In the early 1960s, McKelvey faced a decision about his career path, when his name was mentioned for a possible appointment to the New Brunswick Court of Queen's Bench. McKelvey turned down the appointment, preferring to remain a litigator. Years later, he explained his decision: “I had to choose whether I wanted to be a judge or to remain a lawyer; I concluded that the secluded life of the bench, listening to lawyers argue cases and then having to prepare a decision, was not for me.”

==Leader in bar associations==

===Saint John Law Society===
In 1969, McKelvey served as President of the Saint John Law Society, the local organization for lawyers in Saint John.

===Canadian Bar Association===
McKelvey was involved in the Canadian Bar Association both provincially and nationally. In 1962, he was the president of the New Brunswick Branch of the CBA. A decade later, he serve as the national president of the Canadian Bar Association in 1973-1974. During his time in office, the CBA produced a model code of professional conduct. McKelvey was a strong believer in the value of solid ethics for lawyers, and toured the country to promote the new code.

He was a strong advocate for the role of lawyers in society: “Lawyers are the lubricants of society. Just as lubricants keep a machine functioning, lawyers minimize the frictions in society to keep it functioning.”

===International Bar Association===
McKelvey served as president of the International Bar Association in 1979-1980, the first Canadian to hold that post. The IBA is one of the leading international associations of lawyers and law societies. When he took the position, the IBA's finances were in a poor shape, but by the time he left, it was on a sound financial footing. One of his major concerns while with the IBA was defending the independence of the legal profession. He stated that lawyers must have the “… courage to disregard influences of third parties whose interests may differ from the client, even though those third parties may be in a position to bring strong pressure to bear, financial or otherwise, on the lawyer.”

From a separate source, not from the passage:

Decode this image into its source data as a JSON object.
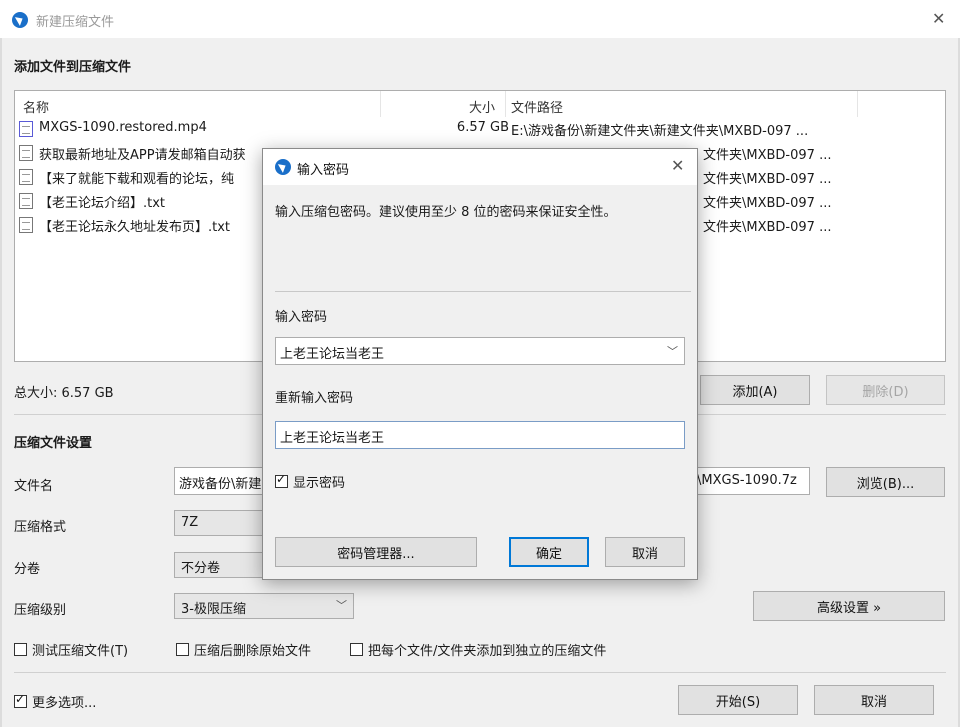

===Membership in bar associations===
McKelvey was a Fellow of the American College of Trial Lawyers, the American Bar Association, the ADR Atlantic Institute, the American Arbitration Association and ADR Chambers Canada.

==Community service==
McKelvey was very active in his community, serving on numerous community groups. At various times, he was Chairman of the Saint John Port Development Commission, Chairman of the Saint John Regional Hospital Foundation, Director of the Saint John Seafarers’ Mission, President of the Saint Patrick's Society of Saint John, Commodore of the Royal Kennebeccasis Yacht Club, a board member of the Imperial Theatre, and a member of the Board of Governors of Dalhousie University.

==Honours==
- 1960 - Province of New Brunswick appointed McKelvey Queen's Counsel.
- 1980 - University of New Brunswick awarded McKelvey an honorary Doctor of Civil Laws degree.
- 1986 - McKelvey appointed an Officer of the Order of Canada, in recognition of his community service and service to the legal profession both in Canada and internationally.
- 1999 - The McKelvey Cup, the regional round of the Sopinka Cup for law schools in the Atlantic provinces, is named after McKelvey.
- 2012 - McKelvey posthumously inducted into the New Brunswick Business Hall of Fame.
- 2012 - Saint John Seafarers Mission renamed its annual fund-raising golf tournament the Neil McKelvey Memorial Golf Tournament.

==Works==
McKelvey, E. Neil, I Chose Law: Memoirs of E. Neil McKelvey, OC, QC, (Saint John: E.N. McKelvey, 2001).